NAASSE VENISHMA - Sarel
Israël au Sinaï , "Nous ferons et nous entendrons"
Ce texte, est cité maintes fois, dans la littérature rabbinique et dans nos livres de prières, il dit le courage d’Israël s’approchant de la Loi comme on s’approche de l’absolu. Récusant ainsi toute idée de marchandage pour négocier une loi « adaptée et confortable ».
La formule biblique "nous ferons et nous entendrons" est souvent comprise comme l'acceptation de la Torah avant même de comprendre le sens des mitsvoth. D'autres exégètes lisent autrement le verset, comme Abraham ibn Ezra (1089-1164)
Au mont Sinaï, Israël s'engage devant Dieu à respecter la Torah pour les générations futures.
Exode chapitre 24
Et il [Moïse] prit le livre de l'Alliance, dont il fit entendre la lecture au peuple et ils dirent : "Tout ce qu'a prononcé l'Éternel, nous l'exécuterons docilement." [Littéralement "nous ferons et nous entendrons].
Abraham ibn Ezra (1089 – 1164)
Et il prit le livre de l'Alliance : […] le sens de "nous ferons" tout ce qui est écrit et "nous écouterons" en permanence pour ne pas oublier de notre bouche. […]. On peut aussi expliquer: "nous ferons" les commandements plantés dans notre coeur, et nous écouterons les commandements reçus par tradition. Ou bien: "nous ferons" tous les commandements que nous ont été ordonnés jusqu'à présent, et nous écouterons tous les commandements futurs. Ou bien "nous ferons" les commandements positifs, et "nous écouterons" les commandements négatifs.
Note
L'originalité du troisième commentaire d'Ibn Ezra ici est de scinder l'expression en deux pour les appliquer à deux parties distinctes de la Torah: ce qui est déjà donné à Moïse, et ce qui est encore à donner. En fait le peuple s'engage pour ce qui a été déjà entendu, pour le reste il veut d'abord entendre. Au niveau du midrash ce distinguo est occulté: dans ce cas Israël accepte toute la Torah (ce qui est déjà donné et ce qui sera donné), puis il étudie pour comprendre le sens des mitsvoth.
Naassé Vénichma
Il faut rappeler une distinction traditionnelle établie par les rabbins : celle qui existe entre les Michpatim, précisément, les commandements dits « rationnels » et les Houquim, les commandements « irrationnels ».

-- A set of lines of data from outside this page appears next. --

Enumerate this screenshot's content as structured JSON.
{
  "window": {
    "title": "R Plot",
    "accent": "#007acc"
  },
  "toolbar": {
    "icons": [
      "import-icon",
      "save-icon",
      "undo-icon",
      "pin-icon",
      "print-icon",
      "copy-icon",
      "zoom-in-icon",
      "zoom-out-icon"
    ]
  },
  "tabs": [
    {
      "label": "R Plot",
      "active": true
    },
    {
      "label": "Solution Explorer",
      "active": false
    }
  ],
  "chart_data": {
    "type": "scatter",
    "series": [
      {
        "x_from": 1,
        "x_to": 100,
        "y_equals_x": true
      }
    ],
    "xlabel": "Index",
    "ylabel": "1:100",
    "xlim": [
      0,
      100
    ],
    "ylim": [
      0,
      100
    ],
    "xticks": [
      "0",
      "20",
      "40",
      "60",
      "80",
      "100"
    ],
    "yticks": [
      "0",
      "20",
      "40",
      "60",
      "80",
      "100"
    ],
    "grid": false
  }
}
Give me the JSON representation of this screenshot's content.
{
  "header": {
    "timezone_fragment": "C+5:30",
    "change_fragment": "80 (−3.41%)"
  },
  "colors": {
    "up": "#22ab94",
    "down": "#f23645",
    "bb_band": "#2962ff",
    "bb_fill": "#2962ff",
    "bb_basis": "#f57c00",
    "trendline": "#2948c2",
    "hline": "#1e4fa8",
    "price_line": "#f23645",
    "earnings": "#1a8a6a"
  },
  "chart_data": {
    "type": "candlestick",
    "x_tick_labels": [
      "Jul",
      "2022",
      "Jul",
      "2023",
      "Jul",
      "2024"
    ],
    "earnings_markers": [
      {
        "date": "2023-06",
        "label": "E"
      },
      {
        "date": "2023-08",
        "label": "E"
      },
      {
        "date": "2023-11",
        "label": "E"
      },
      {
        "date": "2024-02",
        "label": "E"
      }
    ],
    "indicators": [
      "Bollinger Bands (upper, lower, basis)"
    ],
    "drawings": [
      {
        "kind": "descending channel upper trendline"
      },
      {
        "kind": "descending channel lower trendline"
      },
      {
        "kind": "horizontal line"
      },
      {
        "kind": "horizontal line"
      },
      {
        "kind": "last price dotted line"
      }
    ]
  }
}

Imaginons un instant la réponse inverse : Nichma Vénaassé (= « nous entendrons et nous ferons »). Cette réponse possible fut en pratique celle de toute la philosophie occidentale, dont Leibnitz a crû bon d’isoler et de formuler, au 17ème siècle, l’un des principes fondateurs : le fameux principe de raison suffisante : « Nihil est sine ratione » (= « Rien n’est sans raison »).
Dans le domaine pratique, ce principe équivaut à promouvoir une sagesse solidement frappée au coin du bon sens : j’agis parce que j’ai « des raisons d’agir ». La version juive de cette idée, quant à elle, puise sa source dans une conception plus profonde, dont l’origine se trouve dans la notion de Création du monde, celle du « Yesh Mé-Ayin », le « quelque-chose à partir de rien », la Création à partir du néant. Dans le domaine pratique, ce « Yesh-Mé-Ayin » pourrait s’énoncer ainsi : « sans que toutes les raisons d’agir me soient données, j’agis quand-même »…
« Naassé » : j’agis, et le simple fait de mon action crée des conditions matérielles nouvelles, qui elles-mêmes créeront des éléments, inexistants au départ, sur lesquels je pourrai ensuite m’appuyer, et bien sûr, alors, comprendre avec un surplus de richesse : « Vénichma »…
Naassé Vénichma, Michpatim VéHouquim : cette sagesse, notre héritage, est placé devant nous. Malgré son côté, avouons-le, parfois un peu aride, il nous appartient de creuser son enseignement tant il est vrai que, tout comme pour la construction du Michkan à cette époque, c’est bel et bien à une construction que ces lois nous invitent : celle d’un espace social vivable, dans notre société à nous.
Car rappelons-nous : après le Matan Torah et les Lois, il y a la construction d’une maison, d’un Michkan. Une maison, un monde où tous les hommes peuvent tenir ensemble et qui, d’après une maxime des Pirqué Avot, se doit justement d’être fondé sur trois piliers : Emet (la vérité), Michpatim (les jugements), et Shalom (la paix).